On December 30, 2020, the CFPB announced a consent order with Omni Financial of Nevada, Inc. based on alleged violations of the Military Lending Act (MLA) and Electronic Funds Transfer Act (EFTA).  This is the second consent order announced as part of a sweep of investigations for potential MLA violations.

According to the CFPB, Omni as an installment lender making tens of thousands of loans annually, generally in smaller amounts, ranging from $500 to $10,000.  Over 90% of Omni’s loans are extended to servicemembers or their dependents who are protected by the MLA.  Less than 10% of Omni’s loans are extended to borrowers who are not protected by the MLA, such as civilians and military retirees.

The consent order alleges that Omni violated the MLA by illegally requiring covered servicemembers or their dependents to repay installment loans by allotment.  In fact, Omni employees allegedly told active-duty servicemembers protected by the MLA that they would have to agree to pay by allotment in order to get a loan.  More than 99% of such servicemembers who got loans agreed to do so.

As for borrowers not protected by the MLA, the consent order alleges that Omni violated the EFTA by conditioning their extensions of credit on their agreement to repay by preauthorized electronic fund transfers.  According to the consent order, Omni required all such consumers to provide bank account and routing information and to sign a contract that authorized Omni to initiate electronic fund transfers from those accounts in the event of a payment default.  The CFPB provided no data on defaults or on the frequency with which such transfers occurred, asserting that the contract terms called for repayment by preauthorized electronic fund transfers because such payments could theoretically occur at substantially regular intervals (the first business day after a missed payment and each successive payment thereafter until the borrower made a payment by another means).

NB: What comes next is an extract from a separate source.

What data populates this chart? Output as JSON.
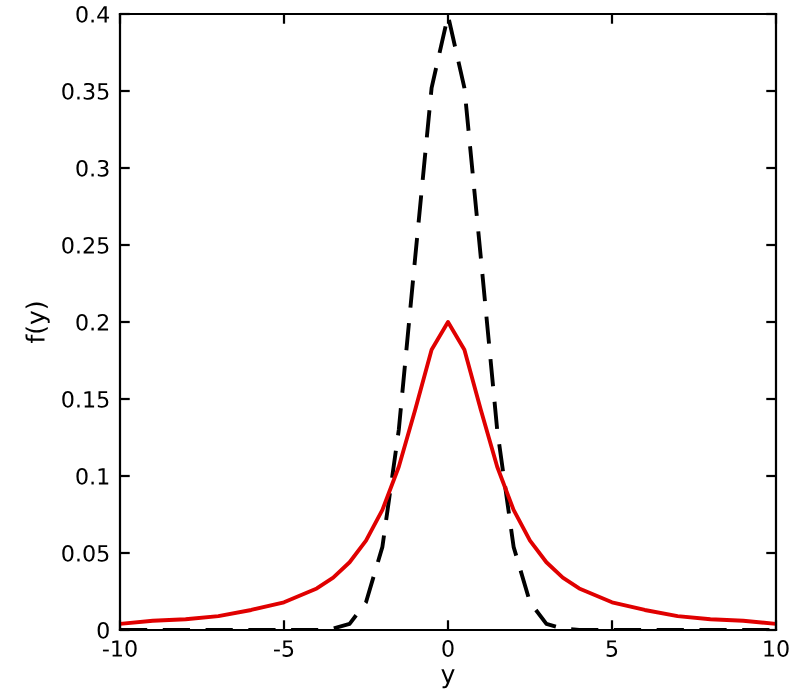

The consent order requires Omni to pay a civil monetary penalty in the amount of $2,175,000. The consent order also prohibits Omni from requiring covered servicemembers or their dependents to repay loans by allotment or conditioning any loan on a borrower’s agreement to repay with a preauthorized electronic fund transfer.  Further, Omni is prohibited from including the rate or number of consumers who have elected to repay their loans by allotment as part of its employee performance evaluation criteria or otherwise incentivizing employees to obtain authorizations from consumers to repay loans by allotment.

While, as noted, this is the CFPB’s second recent investigatory sweep related to military lending practices, the Omni consent order may also be part of a broader but unannounced focus on EFTA compliance.  This is the fourth CFPB enforcement action seeking redress for alleged EFTA violations in the past six months.  (See our prior blog here.)  We would also note that between July and October 2020, the CFPB announced 25 new enforcement actions as part of another investigatory sweep concerning potential unlawful advertising in violation of Regulation N by mortgage companies offering mortgages guaranteed by the Department of Veterans Affairs.  (See our prior blogs here, here, here, and here.)  If the CFPB’s MLA sweep is similar, and if there is a broader focus on EFTA compliance, then we are likely to see a number of additional MLA and EFTA enforcement actions announced in early 2021.